Meditation/ Relaxation– There are several things that fall into this category. They include meditation, relaxation techniques, autogenic training, hypnosis and self-hypnosis. They all center around retraining your brain to relax and deal better with not only stress but pain– especially as stress has been shown to intensify one’s experience of pain. These therapies are recommended to be used in conjunction with other treatments and not on their own.

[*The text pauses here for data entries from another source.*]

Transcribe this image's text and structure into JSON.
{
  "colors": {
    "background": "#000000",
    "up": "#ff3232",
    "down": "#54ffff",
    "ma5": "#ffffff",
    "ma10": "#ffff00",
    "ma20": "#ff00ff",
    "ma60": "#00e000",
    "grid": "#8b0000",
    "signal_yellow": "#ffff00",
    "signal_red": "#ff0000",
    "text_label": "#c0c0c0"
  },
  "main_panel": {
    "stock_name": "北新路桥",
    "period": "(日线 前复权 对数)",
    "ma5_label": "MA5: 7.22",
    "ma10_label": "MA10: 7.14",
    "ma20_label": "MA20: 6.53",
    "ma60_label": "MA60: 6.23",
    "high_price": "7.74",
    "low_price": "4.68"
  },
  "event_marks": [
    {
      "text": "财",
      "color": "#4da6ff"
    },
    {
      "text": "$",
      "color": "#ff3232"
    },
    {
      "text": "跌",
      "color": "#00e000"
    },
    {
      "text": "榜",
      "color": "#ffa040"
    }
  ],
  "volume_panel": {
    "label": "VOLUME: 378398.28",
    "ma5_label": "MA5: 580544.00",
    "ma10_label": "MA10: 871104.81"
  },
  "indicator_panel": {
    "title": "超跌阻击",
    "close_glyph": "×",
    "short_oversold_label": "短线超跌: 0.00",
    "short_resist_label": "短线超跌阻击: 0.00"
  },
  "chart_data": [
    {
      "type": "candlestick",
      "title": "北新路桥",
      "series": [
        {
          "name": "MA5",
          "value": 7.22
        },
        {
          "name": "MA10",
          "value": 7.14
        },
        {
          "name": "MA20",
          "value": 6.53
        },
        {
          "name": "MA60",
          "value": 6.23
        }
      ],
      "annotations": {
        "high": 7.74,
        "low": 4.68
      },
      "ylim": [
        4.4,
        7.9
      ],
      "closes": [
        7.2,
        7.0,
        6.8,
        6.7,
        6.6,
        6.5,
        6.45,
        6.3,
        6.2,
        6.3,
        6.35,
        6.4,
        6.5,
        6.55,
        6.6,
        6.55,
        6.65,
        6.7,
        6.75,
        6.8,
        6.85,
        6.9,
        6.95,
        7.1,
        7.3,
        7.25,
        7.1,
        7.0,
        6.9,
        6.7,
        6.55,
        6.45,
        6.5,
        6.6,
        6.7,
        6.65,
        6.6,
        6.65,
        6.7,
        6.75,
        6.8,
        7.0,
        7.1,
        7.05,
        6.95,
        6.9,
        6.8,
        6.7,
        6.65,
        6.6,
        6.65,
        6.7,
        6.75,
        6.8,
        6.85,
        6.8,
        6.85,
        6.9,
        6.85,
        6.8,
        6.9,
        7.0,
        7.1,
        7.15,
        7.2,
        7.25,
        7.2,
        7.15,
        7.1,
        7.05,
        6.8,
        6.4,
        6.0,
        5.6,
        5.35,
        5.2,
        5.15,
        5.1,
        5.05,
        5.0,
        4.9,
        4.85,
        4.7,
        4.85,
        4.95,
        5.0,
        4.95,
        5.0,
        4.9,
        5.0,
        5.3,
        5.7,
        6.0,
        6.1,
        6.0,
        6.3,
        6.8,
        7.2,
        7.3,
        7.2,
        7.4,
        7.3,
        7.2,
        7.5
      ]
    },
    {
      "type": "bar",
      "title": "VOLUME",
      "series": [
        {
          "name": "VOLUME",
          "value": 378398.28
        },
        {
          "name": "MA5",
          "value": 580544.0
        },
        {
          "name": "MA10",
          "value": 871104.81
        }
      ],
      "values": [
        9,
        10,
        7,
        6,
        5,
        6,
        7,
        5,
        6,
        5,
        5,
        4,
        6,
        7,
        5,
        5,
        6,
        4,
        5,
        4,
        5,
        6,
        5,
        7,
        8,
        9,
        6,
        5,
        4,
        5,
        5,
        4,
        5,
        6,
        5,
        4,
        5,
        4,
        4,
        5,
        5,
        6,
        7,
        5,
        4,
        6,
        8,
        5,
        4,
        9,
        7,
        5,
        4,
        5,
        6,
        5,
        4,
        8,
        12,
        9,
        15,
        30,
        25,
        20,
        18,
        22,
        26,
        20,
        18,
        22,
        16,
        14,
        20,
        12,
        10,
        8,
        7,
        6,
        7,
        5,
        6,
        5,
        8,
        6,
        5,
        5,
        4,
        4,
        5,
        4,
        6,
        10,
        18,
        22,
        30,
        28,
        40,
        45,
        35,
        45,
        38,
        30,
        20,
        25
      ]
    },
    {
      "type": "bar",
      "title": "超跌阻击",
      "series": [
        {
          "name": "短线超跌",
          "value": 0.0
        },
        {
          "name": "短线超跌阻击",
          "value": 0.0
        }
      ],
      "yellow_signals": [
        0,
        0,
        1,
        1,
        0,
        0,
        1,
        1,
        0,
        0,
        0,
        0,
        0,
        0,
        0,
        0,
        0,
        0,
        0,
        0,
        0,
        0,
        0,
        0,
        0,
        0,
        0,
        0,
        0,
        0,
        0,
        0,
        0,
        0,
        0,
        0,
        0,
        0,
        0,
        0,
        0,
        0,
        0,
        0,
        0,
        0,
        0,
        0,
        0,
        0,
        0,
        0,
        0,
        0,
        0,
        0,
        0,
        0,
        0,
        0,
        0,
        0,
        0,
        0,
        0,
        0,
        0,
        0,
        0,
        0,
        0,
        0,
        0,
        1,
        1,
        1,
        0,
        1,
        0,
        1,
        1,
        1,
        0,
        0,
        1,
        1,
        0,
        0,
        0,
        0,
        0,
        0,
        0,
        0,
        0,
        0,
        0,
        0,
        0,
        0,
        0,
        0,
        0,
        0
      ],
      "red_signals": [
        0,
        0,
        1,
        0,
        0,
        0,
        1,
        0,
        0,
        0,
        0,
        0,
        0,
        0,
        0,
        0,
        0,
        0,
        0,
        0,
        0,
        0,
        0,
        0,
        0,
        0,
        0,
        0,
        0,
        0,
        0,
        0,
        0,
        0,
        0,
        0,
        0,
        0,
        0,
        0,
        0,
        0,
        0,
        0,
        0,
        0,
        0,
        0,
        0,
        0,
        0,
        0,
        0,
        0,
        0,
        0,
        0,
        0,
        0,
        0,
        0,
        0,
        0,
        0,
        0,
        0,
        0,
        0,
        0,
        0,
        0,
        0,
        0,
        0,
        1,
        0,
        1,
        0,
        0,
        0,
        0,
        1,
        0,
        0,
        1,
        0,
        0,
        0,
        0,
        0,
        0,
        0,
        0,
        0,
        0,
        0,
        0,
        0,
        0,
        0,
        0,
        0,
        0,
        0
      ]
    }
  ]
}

Low Level Laser Therapy– This type of therapy has only been used in the United States since 2002 although it has been used in Europe and Asia much longer. In one U.S. trial, people who were given low level laser therapy were 70% more likely to report a reduction in chronic pain than those who received a placebo treatment. Where high powered lasers are used in medicine to cut or destroy tissue, low level lasers (cold lasers) are believed to stimulate cell function and relieve pain.
TENS therapy– TENS stands for transcutaneous electrical nerve stimulation. It involves using a device about the size of a pocket radio with two electrodes and attaching those electrodes to your skin. They are placed at the location of the pain or at a pressure point where they create an electrical circuit that sends current through your nerve fibers. People often experience less pain at this time. Effective settings for this device are best determined by a doctor, physical therapist or acupuncturist. Once a professional has instructed the patient in how to use the device, patients can often manage treatment themselves. TENS treatment should always only be initiated with the assistance of a medical professional. When done properly, this treatment is considered safe.
Chronic pain can be debilitating. It can hamper one’s ability to work, get a decent night’s sleep and just to function in general. The most widely accepted medical treatments involve administering powerful drugs to patients, all of which– even the most safe– carry some risk of side effects. Risk of negative effects increases with long-term use of medications. Patients who wish to manage pain with out the constant threat of side effects, risking dependance, addiction or overdose have been increasingly seeking out alternative treatments and traditional remedies that they hope or have reason to believe will have less risk of side effects.